Abb.: Projektleiterin Sabah Badri-Höher von der FH Kiel hat mit Partnern aus Wissenschaft und Industrie autonom agierende, team- und kommunikationsfähige Unterwasserfahrzeuge entwickelt.
Quelle: K. Kaufner, FH Kiel

In ihren Fähigkeiten ergänzen sich die beiden AUVs perfekt: Während es sich bei Hänsel um ein Hover-Fahrzeug handelt, das mit Nahbereichssensoren ausgestattet ist, zeichnet sich Gretel durch eine optimierte Fahrfähigkeit über lange Strecken aus. Im Einsatz fährt sie schnell voraus und erkundet mithilfe ihre akustischen Sensoren die Umgebung. Stößt Gretel beim Kartieren auf eine Anomalie, meldet sie deren Position selbsttätig an Hänsel und setzt anschließend ihre Kartierung fort. Hänsel macht sich seinerseits auf den Weg, um vor Ort mit den Nahbereichssensoren detailliertere Messungen vorzunehmen und die Anomalie zu dokumentieren. Die Sensorik ist für Wassertiefen bis zweihundert Meter ausgelegt.

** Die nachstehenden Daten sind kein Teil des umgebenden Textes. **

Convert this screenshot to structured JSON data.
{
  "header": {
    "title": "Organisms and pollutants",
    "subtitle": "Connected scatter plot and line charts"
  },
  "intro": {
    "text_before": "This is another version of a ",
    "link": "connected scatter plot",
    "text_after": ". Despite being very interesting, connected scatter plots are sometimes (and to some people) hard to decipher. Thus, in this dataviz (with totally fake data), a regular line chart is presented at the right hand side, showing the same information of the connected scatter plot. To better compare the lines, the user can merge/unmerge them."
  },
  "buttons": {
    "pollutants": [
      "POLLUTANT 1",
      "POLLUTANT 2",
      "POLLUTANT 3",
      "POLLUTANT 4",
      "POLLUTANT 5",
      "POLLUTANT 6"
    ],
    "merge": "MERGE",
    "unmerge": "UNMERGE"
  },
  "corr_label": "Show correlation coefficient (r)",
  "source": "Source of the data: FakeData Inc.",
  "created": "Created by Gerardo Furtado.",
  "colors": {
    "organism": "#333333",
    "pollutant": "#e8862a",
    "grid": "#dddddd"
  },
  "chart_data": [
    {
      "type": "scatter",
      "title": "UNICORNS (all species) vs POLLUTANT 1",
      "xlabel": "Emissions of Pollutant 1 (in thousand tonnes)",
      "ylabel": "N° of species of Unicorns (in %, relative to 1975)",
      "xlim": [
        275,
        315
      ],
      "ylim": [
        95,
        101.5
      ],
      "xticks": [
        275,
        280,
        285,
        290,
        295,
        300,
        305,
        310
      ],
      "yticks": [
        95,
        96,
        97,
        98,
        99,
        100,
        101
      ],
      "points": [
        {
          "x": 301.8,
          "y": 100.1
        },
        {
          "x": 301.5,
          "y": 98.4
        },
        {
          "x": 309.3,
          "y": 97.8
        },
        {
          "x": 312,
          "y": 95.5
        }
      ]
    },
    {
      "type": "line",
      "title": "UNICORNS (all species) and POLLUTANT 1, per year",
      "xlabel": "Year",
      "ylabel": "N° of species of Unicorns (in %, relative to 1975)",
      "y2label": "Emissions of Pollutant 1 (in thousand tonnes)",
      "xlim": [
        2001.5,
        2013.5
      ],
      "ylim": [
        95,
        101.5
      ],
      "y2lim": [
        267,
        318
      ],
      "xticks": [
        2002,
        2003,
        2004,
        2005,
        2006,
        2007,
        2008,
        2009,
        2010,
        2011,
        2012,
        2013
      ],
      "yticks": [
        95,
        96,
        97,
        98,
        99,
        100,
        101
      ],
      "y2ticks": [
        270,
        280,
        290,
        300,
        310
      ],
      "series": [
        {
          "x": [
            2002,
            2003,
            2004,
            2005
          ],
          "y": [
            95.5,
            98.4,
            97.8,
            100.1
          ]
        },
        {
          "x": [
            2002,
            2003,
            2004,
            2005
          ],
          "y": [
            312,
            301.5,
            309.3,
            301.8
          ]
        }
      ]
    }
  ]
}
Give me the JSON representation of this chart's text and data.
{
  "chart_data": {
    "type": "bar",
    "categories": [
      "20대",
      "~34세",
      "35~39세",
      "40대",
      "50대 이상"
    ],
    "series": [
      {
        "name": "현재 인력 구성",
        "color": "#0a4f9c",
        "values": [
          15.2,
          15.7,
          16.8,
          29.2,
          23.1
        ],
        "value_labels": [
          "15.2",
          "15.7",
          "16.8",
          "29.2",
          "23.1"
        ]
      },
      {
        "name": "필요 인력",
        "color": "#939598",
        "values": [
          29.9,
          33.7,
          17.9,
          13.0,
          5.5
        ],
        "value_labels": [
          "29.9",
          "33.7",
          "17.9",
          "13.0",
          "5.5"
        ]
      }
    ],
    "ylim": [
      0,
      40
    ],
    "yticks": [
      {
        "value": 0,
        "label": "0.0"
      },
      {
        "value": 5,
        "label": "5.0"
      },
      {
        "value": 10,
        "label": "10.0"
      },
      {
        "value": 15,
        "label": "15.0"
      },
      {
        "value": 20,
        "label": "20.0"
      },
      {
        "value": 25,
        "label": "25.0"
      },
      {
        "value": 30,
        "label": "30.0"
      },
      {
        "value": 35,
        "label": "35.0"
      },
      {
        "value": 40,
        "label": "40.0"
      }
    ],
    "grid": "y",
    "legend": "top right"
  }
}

Um kooperieren zu können, müssen die beiden AUVs kommunizieren. Die akustische Unterwasserkommunikation ist die einzig bekannte Technik, um kabellos Reichweiten jenseits von hundert Metern zu erreichen. Jedoch sind die Bandbreite und somit die erreichbare Datenrate akustischer Modems begrenzt. Insbesondere im Flachwasser ist die akustische Übertragung aufgrund von Mehrwegeausbreitung schwierig, erklärt Peter Adam Höher von der Uni Kiel: „Deshalb wurden zwei innovative Nahbereichsmodems auf Basis optischer und magnetischer Datenübertragung entwickelt, implementiert und getestet. In Kombination mit einem akustischen Modem lassen sich so bisher unerreichte Möglichkeiten der Kommunikation und Navigation realisieren.“

Das akustische Modem stellt einen dauerhaften Kommunikationskanal mit einer Reichweite von etwa einem Kilometer bereit, während die optischen und magnetischen Modems eine hochratige Nahbereichskommunikation zwischen den Unterwasserrobotern ermöglichen. Dabei haben die Forscher auch das Wohl der Meeresbewohner berücksichtigt. Hänsel und Gretel kommunizieren in einem für sie nicht wahrnehmbaren Frequenzbereich.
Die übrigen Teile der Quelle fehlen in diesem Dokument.